- Directed by: John Laing
- Written by: John Laing
- Produced by: Gary Hannam John Laing
- Starring: John Bach Darien Takle Don Selwyn Martyn Sanderson Emma Takle Ian Watkin Terry Connolly Adele Chapman Christopher Mills
- Cinematography: Thomas Burstyn
- Edited by: Phil McDonald
- Music by: Dave Fraser
- Production companies: Meridian Films Film Investment Corporation of New Zealand New Zealand Film Commission
- Distributed by: Amalgamated Theatres
- Release date: October 1983 (Spain);
- Running time: 114 minutes
- Country: New Zealand
- Language: English

= The Lost Tribe (1985 film) =

The Lost Tribe is a 1985 New Zealand horror film directed by John Laing. Starring John Bach and Darien Takle, it follows a man and his sister-in-law journeying into a mysterious island inhabited by the tribe Huwera Maori. It was produced in 1982 but not theatrically released in New Zealand until 1985.

==Plot==
Anthropologist Max Scarry (John Bach) vanishes while researching the reclusive Huwera Maori tribe on a remote Fjordland island.
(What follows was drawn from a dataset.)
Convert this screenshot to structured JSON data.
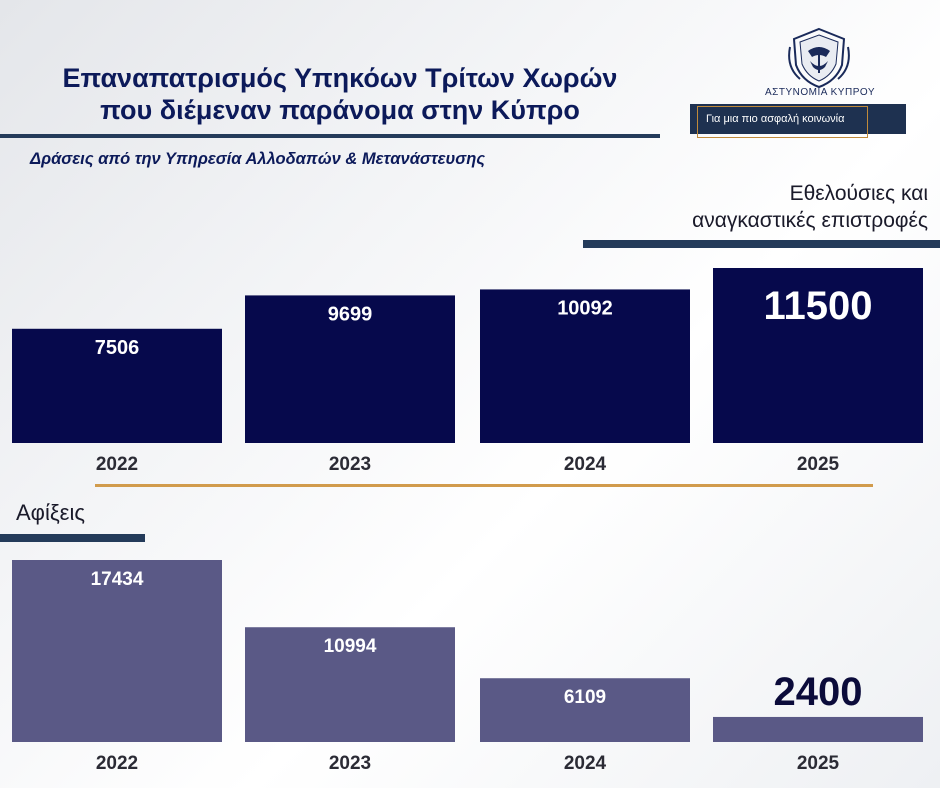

Authorities suspect foul play when they discover a murdered woman and witnesses identify someone fitting his description as the last person she was seen with.

Max’s partner, Ruth Scarry (Darien Takle), teams up with his identical twin brother, Edward Scarry (also John Bach), to unravel the mystery. The police become suspicious of Edward but allow him to voyage to the eerie island, where he stays in Max's cabin.
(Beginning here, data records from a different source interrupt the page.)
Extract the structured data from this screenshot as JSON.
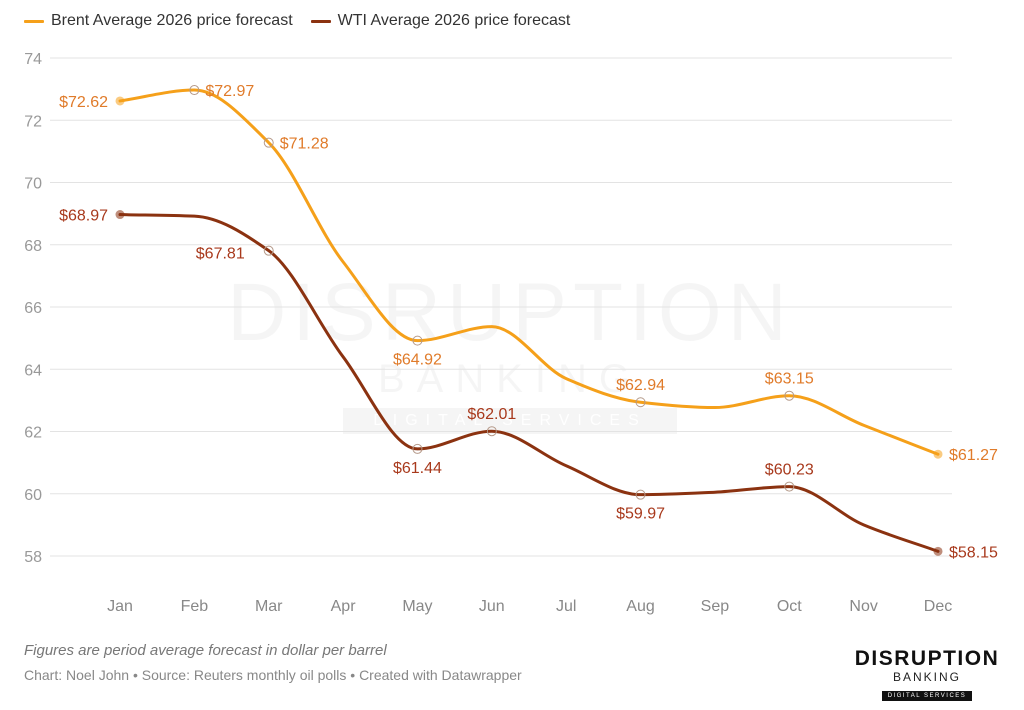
{
  "chart_data": {
    "type": "line",
    "title": "",
    "xlabel": "",
    "ylabel": "",
    "categories": [
      "Jan",
      "Feb",
      "Mar",
      "Apr",
      "May",
      "Jun",
      "Jul",
      "Aug",
      "Sep",
      "Oct",
      "Nov",
      "Dec"
    ],
    "ylim": [
      57,
      74
    ],
    "yticks": [
      58,
      60,
      62,
      64,
      66,
      68,
      70,
      72,
      74
    ],
    "grid": true,
    "legend_position": "top-left",
    "series": [
      {
        "name": "Brent Average 2026 price forecast",
        "color": "#f5a01a",
        "label_color": "#e07b2a",
        "values": [
          72.62,
          72.97,
          71.28,
          67.45,
          64.92,
          65.37,
          63.7,
          62.94,
          62.77,
          63.15,
          62.2,
          61.27
        ],
        "labels": [
          {
            "index": 0,
            "text": "$72.62",
            "pos": "left"
          },
          {
            "index": 1,
            "text": "$72.97",
            "pos": "right"
          },
          {
            "index": 2,
            "text": "$71.28",
            "pos": "right"
          },
          {
            "index": 4,
            "text": "$64.92",
            "pos": "below"
          },
          {
            "index": 7,
            "text": "$62.94",
            "pos": "above"
          },
          {
            "index": 9,
            "text": "$63.15",
            "pos": "above"
          },
          {
            "index": 11,
            "text": "$61.27",
            "pos": "right"
          }
        ]
      },
      {
        "name": "WTI Average 2026 price forecast",
        "color": "#8b3210",
        "label_color": "#a8391c",
        "values": [
          68.97,
          68.92,
          67.81,
          64.4,
          61.44,
          62.01,
          60.9,
          59.97,
          60.05,
          60.23,
          59.0,
          58.15
        ],
        "labels": [
          {
            "index": 0,
            "text": "$68.97",
            "pos": "left"
          },
          {
            "index": 2,
            "text": "$67.81",
            "pos": "below-left"
          },
          {
            "index": 4,
            "text": "$61.44",
            "pos": "below"
          },
          {
            "index": 5,
            "text": "$62.01",
            "pos": "above"
          },
          {
            "index": 7,
            "text": "$59.97",
            "pos": "below"
          },
          {
            "index": 9,
            "text": "$60.23",
            "pos": "above"
          },
          {
            "index": 11,
            "text": "$58.15",
            "pos": "right"
          }
        ]
      }
    ]
  },
  "legend": [
    {
      "label": "Brent Average 2026 price forecast",
      "color": "#f5a01a"
    },
    {
      "label": "WTI Average 2026 price forecast",
      "color": "#8b3210"
    }
  ],
  "footer": {
    "note": "Figures are period average forecast in dollar per barrel",
    "credit": "Chart: Noel John • Source: Reuters monthly oil polls • Created with Datawrapper"
  },
  "logo": {
    "main": "DISRUPTION",
    "sub": "BANKING",
    "badge": "DIGITAL SERVICES"
  },
  "watermark": {
    "main": "DISRUPTION",
    "sub": "BANKING",
    "badge": "DIGITAL SERVICES"
  }
}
The night after their arrival, the couple endures a series of supernatural occurrences: disembodied voices, unsettling tribal symbols, and aggressive attempts by the island’s inhabitants to deter them—suggesting a fiercely guarded secret harboring deep spiritual power. Their paranoia escalates as Edward begins to unravel, his grip on reality slipping in the oppressive isolation.

Ruth retreats to the mainland on the following day, but Edward stays, still searching for his brother. She stays in a hotel on the mainland with her young daughter, who has visions of what's happening on the island. Edward's mental state continues to deteriorate, destroying a dig site and burning documenting Max's findings.
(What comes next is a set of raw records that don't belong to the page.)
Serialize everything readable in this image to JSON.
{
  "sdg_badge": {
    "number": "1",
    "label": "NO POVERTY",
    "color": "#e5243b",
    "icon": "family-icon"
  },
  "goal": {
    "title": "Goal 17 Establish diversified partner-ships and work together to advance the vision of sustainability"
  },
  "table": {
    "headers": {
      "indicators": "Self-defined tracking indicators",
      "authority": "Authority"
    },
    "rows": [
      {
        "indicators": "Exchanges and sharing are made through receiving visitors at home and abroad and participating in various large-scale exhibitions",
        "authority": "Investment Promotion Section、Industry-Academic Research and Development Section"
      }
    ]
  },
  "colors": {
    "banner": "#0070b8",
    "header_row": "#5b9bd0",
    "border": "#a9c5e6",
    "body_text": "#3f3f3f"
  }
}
During the night a disheveled Max emerges from a hidden entrance in the cabin and confronts Edward. They get into a fight, with Edward shooting him, although it seemingly has no effect. Max then strangles his brother to death, displaying his corpse in an underground shrine. In the morning he returns to the mainland under the identity of Edward, fooling the police and boat captain, although not his wife and child.

==Cast==

- John Bach as Edward / Max Scarry
- Darien Takle as Ruth Scarry
- Don Selwyn as Sergeant Swain
- Martyn Sanderson as Bill Thorne
- Emma Takle as Katy
- Ian Watkin as Mears
- Terry Connolly as Inspector Ford
- Adele Chapman as Eileen Armstrong
- Christopher Mills as Detective Sergeant James
- Joanne Simpson as Louise
- Alex Aitchison as Ramsay (credited as Alex Atchison)
- Nancy Renwick as Mrs. Ball
- Sarah Ingram as Sandra Merrill
- Keith Aberdein as Edward / Max Scarry's Body Double

==Production==
The Lost Tribe marked acclaimed New Zealand director John Laing's second directorial effort. In addition, Laing wrote the script of the film and served as producer. Thomas Burstyn signed on as cinematographer. Principal photography ended in 1982.

==Release==
The film was only released in 1985. It had earlier on won the critics' approval after winning awards at both the 1983 Sitges Film Festival and the Orleans Film Festival. It was screened for some time in September 1985 at the Berkeley Art Museum and Pacific Film Archive (BAM/PFA)'s New Zealand Cinema. In evaluating the film, John Parker of Metro concluded that "[i]t is impossible to say much more without spoiling a very fine movie with an intriguing story for you to find out for yourselves".

==Reception==
On Rotten Tomatoes, The Lost Tribe holds no critic reviews and remains unrated, while audience ratings stand at 15 % based on over 250 votes, suggesting generally negative viewer sentiment.

Academic commentary emphasized the film's distinctive use of landscape as a Gothic element. A scholarly paper on New Zealand horror cinema highlighted The Lost Tribe as “one of the few instances in New Zealand horror cinema in which caves or holes are used for Gothic effect”

Despite its visual strengths, some critics and viewers found the story’s progression slow and ambiguous. EOFFTV’s review remarked that it “isn’t a film that’s in any particular hurry to get anywhere,” though it acknowledged that it “deserves a wider audience”.

The film garnered early acclaim at genre festivals. It won awards at the 1983 Sitges Film Festival and the Orleans Film Festival, though it struggled to find wider distribution and received only limited theatrical and video releases outside New Zealand.